I see you, Mark Menzies
I see you, Mark Menzies.
I see… actually, just give me a minute. I’ve just read up on the allegations and now I feel like a python that’s swallowed a bollard; it’s going to take me a minute or two to digest all this. This whole thing reads like Alan Partridge has decided to branch out into erotic spy fiction. Can I just shock you? I like wine, particularly when it’s being offered to me by a male escort luring me to a mystery flat at 3am in the morning.
I genuinely have no idea how to even satirise this. We’re well and truly through the looking glass, led by sex-addled and hopelessly indiscriminate idiots who are utterly beyond parody. It’s 2024, for Christ’s sake. AI is about to take everyone’s jobs and pretty soon you’re going to be able to program your toaster with any personality you like before having sex with it. The information age has gifted us with a million ways to be a relentless pervert with the utmost discretion and yet you useless twonks still can’t even work Grindr properly.
How the hell are our politicians still so spectacularly horny and incompetent that they can’t even get their ends away without causing a potential national security crisis? Does nobody get even the most basic training on avoiding extortion and potential intelligence-orchestrated honey traps? What the fuck happens?
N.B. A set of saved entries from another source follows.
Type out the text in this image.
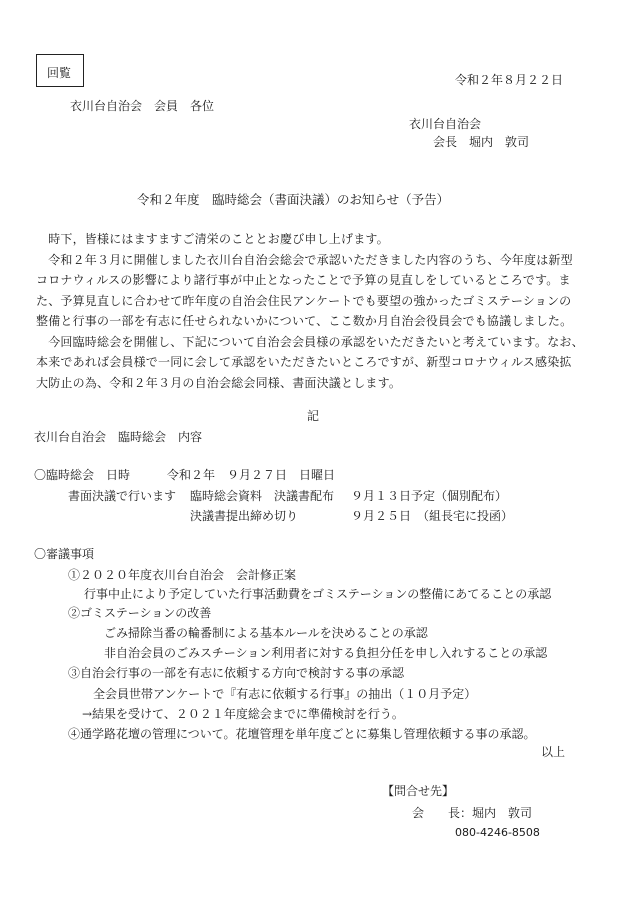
回覧	令和２年８月２２日
衣川台自治会　会員　各位
衣川台自治会
会長　堀内　敦司
令和２年度　臨時総会（書面決議）のお知らせ（予告）

　時下，皆様にはますますご清栄のこととお慶び申し上げます。

　令和２年３月に開催しました衣川台自治会総会で承認いただきました内容のうち、今年度は新型

コロナウィルスの影響により諸行事が中止となったことで予算の見直しをしているところです。ま

た、予算見直しに合わせて昨年度の自治会住民アンケートでも要望の強かったゴミステーションの

整備と行事の一部を有志に任せられないかについて、ここ数か月自治会役員会でも協議しました。

　今回臨時総会を開催し、下記について自治会会員様の承認をいただきたいと考えています。なお、

本来であれば会員様で一同に会して承認をいただきたいところですが、新型コロナウィルス感染拡

大防止の為、令和２年３月の自治会総会同様、書面決議とします。

記
衣川台自治会　臨時総会　内容
〇臨時総会　日時	令和２年　９月２７日　日曜日
書面決議で行います 臨時総会資料　決議書配布 ９月１３日予定（個別配布）
決議書提出締め切り	９月２５日　（組長宅に投函）
〇審議事項
①２０２０年度衣川台自治会　会計修正案
行事中止により予定していた行事活動費をゴミステーションの整備にあてることの承認
②ゴミステーションの改善
ごみ掃除当番の輪番制による基本ルールを決めることの承認
非自治会員のごみスチーション利用者に対する負担分任を申し入れすることの承認
③自治会行事の一部を有志に依頼する方向で検討する事の承認
全会員世帯アンケートで『有志に依頼する行事』の抽出（１０月予定）
→結果を受けて、２０２１年度総会までに準備検討を行う。
④通学路花壇の管理について。花壇管理を単年度ごとに募集し管理依頼する事の承認。
以上
【問合せ先】
会　　長：堀内　敦司
080-4246-8508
Do you all just march out of the House of Commons after a late night vote with throb-ons pulsing, your right honourable members dragging you around the neon streets of London like sentient divining rods?
The sheer fucking gall of the Tories honking their accusations at Angela Rayner and thumping their armrests this week, knowing full well their own party has been sitting on this absurd scandal for months. I’m no prude and everyone’s entitled to a private life but when you’re an elected representative and a public servant, the absolute least you could do is avoid embarrassing the entire country by refusing entry to the occasional Black Rod of your own.
Never mind knocking three times; just set up two-factor authentication and double check that you aren’t accidentally on your way to get your cock trapped in a Russian asset in the darkest hours of the morning. Just take the most basic of precautions and none of us would give a toss that you spend your evenings floating above the pavement, following the scent of poppers like a Tom and Jerry character who’s caught a whiff of pie cooling on a windowsill.
But you can’t, can you? There are dozens of you, a host of chronically over-represented horn-addicts and sex pests in a workplace of mere hundreds, all of whom have been drawn to power and influence like moths to a flaming orifice. It’s a psychological case study waiting to happen. Just how much of a deviant loser do you have to be that at 3am, when the ketamine’s worn off and the gangsters are demanding money for the key to the chastity belt, the only person you have left to ring is a 78-year old woman from your campaign office?
There’s not a shred of dignity of self-respect to be found in any of it, from the act itself to the pitiful response of the party HQ who left that poor woman twisting in the wind. Good on her for not stumping up the money in the first place. Doesn’t it say a lot, that she respected the MP she worked for so very little that in an apparent matter of life or death, she chose death and rolled over to go back to sleep.
Who can blame her, when you had so little respect for her that you’d dare to put her in such an absurd and humiliating position in the first place? Even the defence is utterly shameless. No rebuttal of the insane core allegations - just an insistence that the financial rules were followed, and that you were advised that it was perfectly appropriate to repay a literal sex ransom out of your campaign funds.
Perfectly appropriate for a Tory, at least. But then you lot live to different standards, don’t you?
I see you, Mark Menzies. I fucking see you.